The late 1960s were a time when record companies were
willing to give just about any clever, musically adept young person to shoot for
the galaxies with a conceptual vision of what rock ‘n’ roll could be. Among the
more eccentric efforts – not because it was mind-blowingly psychedelic, but
rather because it was the opposite, a kind of Top 40 turns comedy cabaret – was
Stephen Friedland’s 1967 I, Brute Force –
Confections of Love, released under his nom
de rock ‘n’ roll, Brute Force.
Friedland was a songwriter for a publishing company owned by
the Tokens (“The Lion Sleeps Tonight,” “I Hear Trumpets Blow”) and served time
as the group’s organist. That may not seem like a lot – the Tokens were hardly
the Beatles – but it meant something in the still-viable world of Brill
Building pop-rock. So Friedland got a contract with Columbia Records to make
this album, produced by John Simon, who was working with Tiny Tim on the You Are What You Eat soundtrack at about
the same time. It was released, and has more or less disappeared right
afterward until this reissue with five added tracks.
The original songs, imaginatively orchestrated and containing
lush and catchy melodies, are satiric in the arch, knowing way of, say the
Strangeloves (“I Want Candy”) – the vocals have a flat, forced artificiality, a
mock naughtiness, that sounds out of an off-Broadway revue or a Tom Lehrer
parody. You’d think it would have aged badly, and some of it has.
But some of these songs have an inspired absurdist
sensibility that is pretty genius – the classic “To Sit on a Sandwich” is
exactly about that; and “Bruce’s Circus Metaphor” is as billed to the extreme (“You juggled my poor heart/like the
tumblers in ring two/You gave me peanuts/while the strong man smiled at you”). The opener, with some modest “Leader of the Pack”/”Leader of the Laundromat”

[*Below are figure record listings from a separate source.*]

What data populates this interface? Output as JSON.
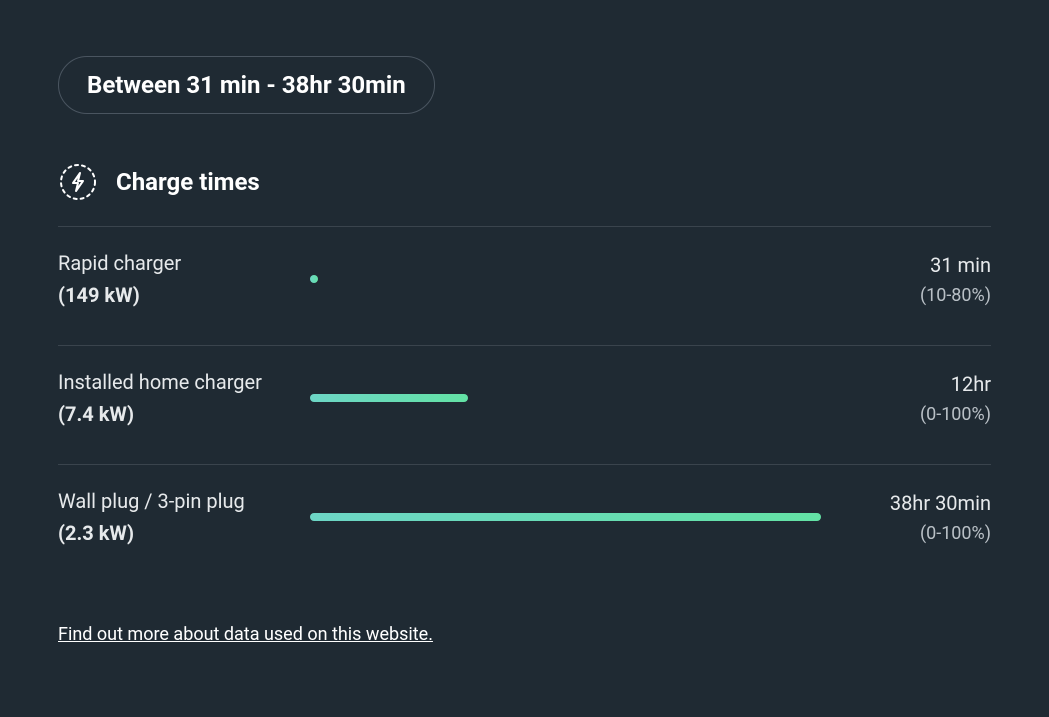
{
  "colors": {
    "background": "#1f2a33",
    "text_primary": "#ffffff",
    "text_secondary": "#e6e9eb",
    "text_muted": "#b9c0c6",
    "border": "#3a444d",
    "pill_border": "#4a5560",
    "bar_gradient_start": "#6dd6c6",
    "bar_gradient_end": "#63e2a5"
  },
  "pill": {
    "text": "Between 31 min - 38hr 30min"
  },
  "section": {
    "title": "Charge times",
    "icon_name": "bolt-icon"
  },
  "rows": [
    {
      "name": "Rapid charger",
      "power": "(149 kW)",
      "time": "31 min",
      "range": "(10-80%)",
      "bar_percent": 1.5
    },
    {
      "name": "Installed home charger",
      "power": "(7.4 kW)",
      "time": "12hr",
      "range": "(0-100%)",
      "bar_percent": 31
    },
    {
      "name": "Wall plug / 3-pin plug",
      "power": "(2.3 kW)",
      "time": "38hr 30min",
      "range": "(0-100%)",
      "bar_percent": 100
    }
  ],
  "footer": {
    "link_text": "Find out more about data used on this website."
  }
}
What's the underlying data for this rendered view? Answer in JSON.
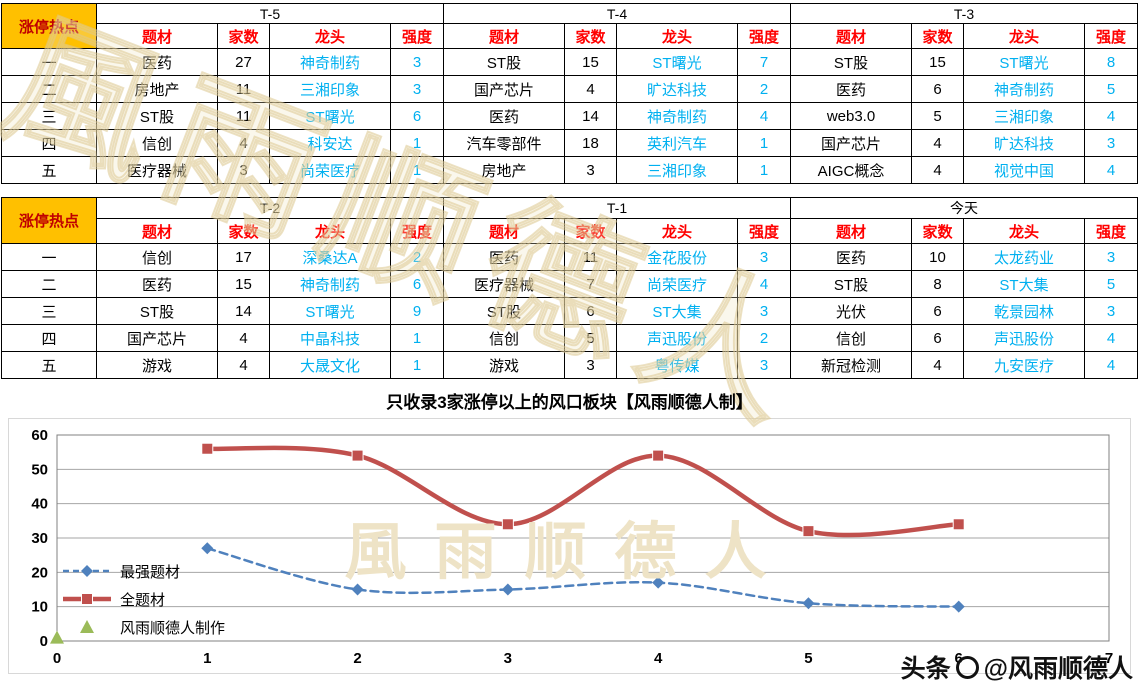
{
  "watermark": {
    "text": "風雨顺德人"
  },
  "tables": {
    "corner_label": "涨停热点",
    "columns": [
      "题材",
      "家数",
      "龙头",
      "强度"
    ],
    "row_labels": [
      "一",
      "二",
      "三",
      "四",
      "五"
    ],
    "blocks": [
      {
        "groups": [
          {
            "period": "T-5",
            "rows": [
              [
                "医药",
                "27",
                "神奇制药",
                "3"
              ],
              [
                "房地产",
                "11",
                "三湘印象",
                "3"
              ],
              [
                "ST股",
                "11",
                "ST曙光",
                "6"
              ],
              [
                "信创",
                "4",
                "科安达",
                "1"
              ],
              [
                "医疗器械",
                "3",
                "尚荣医疗",
                "1"
              ]
            ]
          },
          {
            "period": "T-4",
            "rows": [
              [
                "ST股",
                "15",
                "ST曙光",
                "7"
              ],
              [
                "国产芯片",
                "4",
                "旷达科技",
                "2"
              ],
              [
                "医药",
                "14",
                "神奇制药",
                "4"
              ],
              [
                "汽车零部件",
                "18",
                "英利汽车",
                "1"
              ],
              [
                "房地产",
                "3",
                "三湘印象",
                "1"
              ]
            ]
          },
          {
            "period": "T-3",
            "rows": [
              [
                "ST股",
                "15",
                "ST曙光",
                "8"
              ],
              [
                "医药",
                "6",
                "神奇制药",
                "5"
              ],
              [
                "web3.0",
                "5",
                "三湘印象",
                "4"
              ],
              [
                "国产芯片",
                "4",
                "旷达科技",
                "3"
              ],
              [
                "AIGC概念",
                "4",
                "视觉中国",
                "4"
              ]
            ]
          }
        ]
      },
      {
        "groups": [
          {
            "period": "T-2",
            "rows": [
              [
                "信创",
                "17",
                "深桑达A",
                "2"
              ],
              [
                "医药",
                "15",
                "神奇制药",
                "6"
              ],
              [
                "ST股",
                "14",
                "ST曙光",
                "9"
              ],
              [
                "国产芯片",
                "4",
                "中晶科技",
                "1"
              ],
              [
                "游戏",
                "4",
                "大晟文化",
                "1"
              ]
            ]
          },
          {
            "period": "T-1",
            "rows": [
              [
                "医药",
                "11",
                "金花股份",
                "3"
              ],
              [
                "医疗器械",
                "7",
                "尚荣医疗",
                "4"
              ],
              [
                "ST股",
                "6",
                "ST大集",
                "3"
              ],
              [
                "信创",
                "5",
                "声迅股份",
                "2"
              ],
              [
                "游戏",
                "3",
                "粤传媒",
                "3"
              ]
            ]
          },
          {
            "period": "今天",
            "rows": [
              [
                "医药",
                "10",
                "太龙药业",
                "3"
              ],
              [
                "ST股",
                "8",
                "ST大集",
                "5"
              ],
              [
                "光伏",
                "6",
                "乾景园林",
                "3"
              ],
              [
                "信创",
                "6",
                "声迅股份",
                "4"
              ],
              [
                "新冠检测",
                "4",
                "九安医疗",
                "4"
              ]
            ]
          }
        ]
      }
    ]
  },
  "caption": "只收录3家涨停以上的风口板块【风雨顺德人制】",
  "chart_data": {
    "type": "line",
    "title": "",
    "xlabel": "",
    "ylabel": "",
    "xlim": [
      0,
      7
    ],
    "ylim": [
      0,
      60
    ],
    "x_ticks": [
      0,
      1,
      2,
      3,
      4,
      5,
      6,
      7
    ],
    "y_ticks": [
      0,
      10,
      20,
      30,
      40,
      50,
      60
    ],
    "grid": true,
    "legend_position": "left-inside",
    "series": [
      {
        "name": "最强题材",
        "x": [
          1,
          2,
          3,
          4,
          5,
          6
        ],
        "values": [
          27,
          15,
          15,
          17,
          11,
          10
        ],
        "color": "#4F81BD",
        "style": "dashed",
        "marker": "diamond"
      },
      {
        "name": "全题材",
        "x": [
          1,
          2,
          3,
          4,
          5,
          6
        ],
        "values": [
          56,
          54,
          34,
          54,
          32,
          34
        ],
        "color": "#C0504D",
        "style": "solid",
        "marker": "square"
      },
      {
        "name": "风雨顺德人制作",
        "x": [
          0
        ],
        "values": [
          1
        ],
        "color": "#9BBB59",
        "style": "none",
        "marker": "triangle"
      }
    ]
  },
  "footer": {
    "brand": "头条",
    "handle": "@风雨顺德人"
  },
  "colors": {
    "accent_gold": "#FFC000",
    "header_red": "#FF0000",
    "link_cyan": "#00B0F0",
    "corner_text": "#C00000"
  }
}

sound effects, “In Jim’s Garage,” is the tale of a lonely girl getting some
“repair work” with a guy who fixes cars. “Oh, you grease monkey, you,” you can
hear Friedland call out at song’s end.
Perhaps of most interest is the last of the five extra
songs, the deceptively gentle, introspective ballad “King of Fuh.” It’s at first
a sweet song about the dreams of the lonely man, who wishes to be worshipped
like royalty, and imagines himself the “fuh king.” But say that fast, and
you’ll get it. In 1968, Friedland actually got George Harrison and John Lennon
to release it on Apple Records, but distributor Capitol/EMI refused it. This is
its first official release since that ignoble effort. It’s worth the wait.